A study of the reconnection of antiparallel vortices in the infinitely thin case and in the finite thickness case

The reconnection of vortices is an important example of the transition from laminar to turbulent flow. The simplest case is the reconnection of a pair of antiparallel line vortices. At first, they undergo long wave deformation (Crow waves), and then reconnect to form coherent structures. Although the behavior of the vortices before and after the reconnection can be clearly observed, what happens during the reconnection still needs to be explained. In fact, due to the finite thickness of the vortices, it is possible to distinguish different types of reconnection, such as reconnection of vorticity lines or reconnection of isosurfaces of vorticity magnitude. This makes unclear the definition of the reconnection time and reconnection point, which represents one major challenge. Note that the smallest scale of emerged coherent structures also depends on this thickness. In this paper, we consider an infinitely thin vortex approximation to study the vorticity reconnection process. We show that, in this case, the behavior after the reconnection is quasi-periodic, with the quasi-period being independent of the angle between the vortices.
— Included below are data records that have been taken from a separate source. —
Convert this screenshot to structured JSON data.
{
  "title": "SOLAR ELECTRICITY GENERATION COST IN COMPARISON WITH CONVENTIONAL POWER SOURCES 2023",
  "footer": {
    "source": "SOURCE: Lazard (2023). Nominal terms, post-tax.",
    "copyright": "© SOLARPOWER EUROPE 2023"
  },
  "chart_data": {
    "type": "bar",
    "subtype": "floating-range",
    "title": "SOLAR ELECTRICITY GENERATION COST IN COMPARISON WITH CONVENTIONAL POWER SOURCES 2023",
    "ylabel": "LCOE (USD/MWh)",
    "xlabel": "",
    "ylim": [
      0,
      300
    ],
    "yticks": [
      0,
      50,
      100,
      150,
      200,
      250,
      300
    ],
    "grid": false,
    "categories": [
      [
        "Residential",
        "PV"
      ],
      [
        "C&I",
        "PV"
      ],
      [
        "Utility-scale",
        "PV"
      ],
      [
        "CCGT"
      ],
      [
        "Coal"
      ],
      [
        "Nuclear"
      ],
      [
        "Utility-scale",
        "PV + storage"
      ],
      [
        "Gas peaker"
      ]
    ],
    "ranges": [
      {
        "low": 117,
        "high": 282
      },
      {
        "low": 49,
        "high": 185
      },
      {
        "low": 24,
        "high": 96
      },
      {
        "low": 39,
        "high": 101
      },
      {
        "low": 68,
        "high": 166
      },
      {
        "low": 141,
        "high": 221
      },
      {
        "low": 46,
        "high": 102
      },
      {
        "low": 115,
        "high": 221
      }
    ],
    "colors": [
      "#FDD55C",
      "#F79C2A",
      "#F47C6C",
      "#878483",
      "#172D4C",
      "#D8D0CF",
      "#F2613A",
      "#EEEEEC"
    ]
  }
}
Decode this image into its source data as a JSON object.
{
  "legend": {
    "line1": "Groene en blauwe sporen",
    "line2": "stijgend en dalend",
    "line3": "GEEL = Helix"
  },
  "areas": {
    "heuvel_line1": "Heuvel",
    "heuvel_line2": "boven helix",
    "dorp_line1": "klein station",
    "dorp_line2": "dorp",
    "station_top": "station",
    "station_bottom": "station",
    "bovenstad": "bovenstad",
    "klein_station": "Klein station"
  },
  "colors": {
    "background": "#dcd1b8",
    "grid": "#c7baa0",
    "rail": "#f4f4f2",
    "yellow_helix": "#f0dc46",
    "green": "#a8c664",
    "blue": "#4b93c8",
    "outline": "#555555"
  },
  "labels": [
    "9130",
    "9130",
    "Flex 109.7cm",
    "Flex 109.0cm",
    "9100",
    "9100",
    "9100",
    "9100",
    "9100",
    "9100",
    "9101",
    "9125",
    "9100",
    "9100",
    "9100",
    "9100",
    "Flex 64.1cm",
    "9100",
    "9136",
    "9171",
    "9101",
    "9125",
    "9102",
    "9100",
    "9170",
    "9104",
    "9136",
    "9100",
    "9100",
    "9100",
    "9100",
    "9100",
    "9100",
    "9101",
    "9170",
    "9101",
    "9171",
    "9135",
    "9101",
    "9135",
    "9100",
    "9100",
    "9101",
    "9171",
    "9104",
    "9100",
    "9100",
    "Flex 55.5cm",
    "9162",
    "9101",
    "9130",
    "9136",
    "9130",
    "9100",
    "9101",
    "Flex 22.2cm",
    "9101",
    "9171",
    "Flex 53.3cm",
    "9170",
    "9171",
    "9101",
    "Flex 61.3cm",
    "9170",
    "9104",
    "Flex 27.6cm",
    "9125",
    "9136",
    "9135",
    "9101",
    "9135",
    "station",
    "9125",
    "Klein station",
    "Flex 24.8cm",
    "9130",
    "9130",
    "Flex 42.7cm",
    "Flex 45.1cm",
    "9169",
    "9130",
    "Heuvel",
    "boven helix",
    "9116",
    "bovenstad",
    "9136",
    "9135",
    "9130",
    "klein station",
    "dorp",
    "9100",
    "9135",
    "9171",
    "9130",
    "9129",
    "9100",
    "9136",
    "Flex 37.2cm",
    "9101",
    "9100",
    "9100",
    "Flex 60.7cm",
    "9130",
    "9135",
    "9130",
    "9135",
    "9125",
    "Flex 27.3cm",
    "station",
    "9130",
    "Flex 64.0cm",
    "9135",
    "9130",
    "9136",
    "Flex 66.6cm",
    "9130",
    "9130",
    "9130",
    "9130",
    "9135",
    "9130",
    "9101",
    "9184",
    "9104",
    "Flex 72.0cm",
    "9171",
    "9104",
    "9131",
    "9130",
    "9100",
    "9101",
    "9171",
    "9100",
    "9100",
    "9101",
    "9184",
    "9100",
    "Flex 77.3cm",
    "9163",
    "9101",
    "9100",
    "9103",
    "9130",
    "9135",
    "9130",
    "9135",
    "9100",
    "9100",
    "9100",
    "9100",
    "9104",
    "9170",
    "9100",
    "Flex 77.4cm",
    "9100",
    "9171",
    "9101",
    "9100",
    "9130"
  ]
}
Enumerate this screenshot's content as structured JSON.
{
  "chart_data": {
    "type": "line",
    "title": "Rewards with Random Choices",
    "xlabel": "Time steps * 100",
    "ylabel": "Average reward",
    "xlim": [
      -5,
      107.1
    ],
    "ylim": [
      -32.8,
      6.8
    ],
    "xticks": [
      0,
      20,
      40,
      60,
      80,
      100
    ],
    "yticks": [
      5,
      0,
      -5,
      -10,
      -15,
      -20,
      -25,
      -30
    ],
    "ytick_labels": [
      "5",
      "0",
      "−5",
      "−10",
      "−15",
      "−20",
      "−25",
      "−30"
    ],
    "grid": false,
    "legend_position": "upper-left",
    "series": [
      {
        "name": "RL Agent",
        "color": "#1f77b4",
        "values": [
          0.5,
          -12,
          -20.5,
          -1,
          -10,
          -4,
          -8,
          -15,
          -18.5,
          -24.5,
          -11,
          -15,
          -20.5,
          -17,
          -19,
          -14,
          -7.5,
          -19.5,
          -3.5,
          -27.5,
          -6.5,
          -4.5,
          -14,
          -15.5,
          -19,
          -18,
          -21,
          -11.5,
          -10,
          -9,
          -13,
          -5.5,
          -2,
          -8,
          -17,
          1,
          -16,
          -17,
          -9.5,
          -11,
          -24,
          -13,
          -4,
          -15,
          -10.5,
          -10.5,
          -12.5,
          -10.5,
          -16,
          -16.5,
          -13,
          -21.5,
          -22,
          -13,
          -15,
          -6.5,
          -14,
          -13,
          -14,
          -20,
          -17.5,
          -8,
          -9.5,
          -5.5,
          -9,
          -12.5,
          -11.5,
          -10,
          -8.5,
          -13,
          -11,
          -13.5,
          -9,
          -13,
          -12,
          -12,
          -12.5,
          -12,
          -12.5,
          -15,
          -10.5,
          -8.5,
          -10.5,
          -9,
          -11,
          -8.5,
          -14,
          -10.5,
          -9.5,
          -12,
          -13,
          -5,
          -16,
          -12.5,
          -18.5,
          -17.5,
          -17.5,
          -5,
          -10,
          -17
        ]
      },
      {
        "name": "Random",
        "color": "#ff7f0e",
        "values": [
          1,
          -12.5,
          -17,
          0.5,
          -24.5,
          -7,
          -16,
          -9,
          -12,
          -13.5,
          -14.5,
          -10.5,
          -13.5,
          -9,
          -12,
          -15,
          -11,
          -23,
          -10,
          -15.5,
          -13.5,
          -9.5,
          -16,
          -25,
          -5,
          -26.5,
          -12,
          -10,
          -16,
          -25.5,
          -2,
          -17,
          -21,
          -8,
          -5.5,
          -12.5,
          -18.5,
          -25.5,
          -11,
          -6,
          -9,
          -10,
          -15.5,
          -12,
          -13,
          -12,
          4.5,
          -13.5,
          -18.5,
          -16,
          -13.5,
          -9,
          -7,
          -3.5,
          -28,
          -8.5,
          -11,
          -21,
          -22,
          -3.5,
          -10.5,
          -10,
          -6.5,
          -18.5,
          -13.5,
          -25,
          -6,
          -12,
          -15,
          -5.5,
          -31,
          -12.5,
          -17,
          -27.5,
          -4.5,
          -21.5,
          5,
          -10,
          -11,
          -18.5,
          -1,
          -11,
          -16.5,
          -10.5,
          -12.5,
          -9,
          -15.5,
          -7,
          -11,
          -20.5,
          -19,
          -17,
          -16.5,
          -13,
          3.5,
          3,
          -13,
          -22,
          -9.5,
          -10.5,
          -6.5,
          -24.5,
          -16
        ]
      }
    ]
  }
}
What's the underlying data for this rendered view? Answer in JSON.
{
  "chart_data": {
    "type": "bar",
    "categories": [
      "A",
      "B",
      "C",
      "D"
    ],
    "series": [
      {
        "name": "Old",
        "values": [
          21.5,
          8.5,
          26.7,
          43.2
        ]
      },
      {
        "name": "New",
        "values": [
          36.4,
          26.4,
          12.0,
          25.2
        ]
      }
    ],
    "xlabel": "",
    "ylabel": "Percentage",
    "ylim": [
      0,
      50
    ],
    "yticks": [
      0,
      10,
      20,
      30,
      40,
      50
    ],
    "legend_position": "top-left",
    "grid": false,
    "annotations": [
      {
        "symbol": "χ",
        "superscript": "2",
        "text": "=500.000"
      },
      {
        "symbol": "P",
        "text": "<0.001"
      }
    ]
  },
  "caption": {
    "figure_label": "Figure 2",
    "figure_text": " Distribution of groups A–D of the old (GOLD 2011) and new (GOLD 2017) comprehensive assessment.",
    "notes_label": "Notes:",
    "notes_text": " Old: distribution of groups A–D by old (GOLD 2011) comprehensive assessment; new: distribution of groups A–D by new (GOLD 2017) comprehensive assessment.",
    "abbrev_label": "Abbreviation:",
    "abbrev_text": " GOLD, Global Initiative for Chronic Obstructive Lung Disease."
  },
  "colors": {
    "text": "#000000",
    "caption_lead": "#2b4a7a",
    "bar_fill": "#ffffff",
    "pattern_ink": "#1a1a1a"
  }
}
We observe a similarity between the behavior of the vortices in the reconnection region and the evolution of a corner of a polygonal vortex under the localized induction approximation, which may be considered as an indicator that the vortices form a corner at the reconnection. At the end, we compare the results with a solution of the Navier–Stokes equations for the reconnection of a pair of antiparallel vortices with finite thickness, where the pressure isosurfaces are used to visualize the reconnection process. We also use the fluid impulse to define the reconnection time, the reconnection point, and the quasi-period for this case.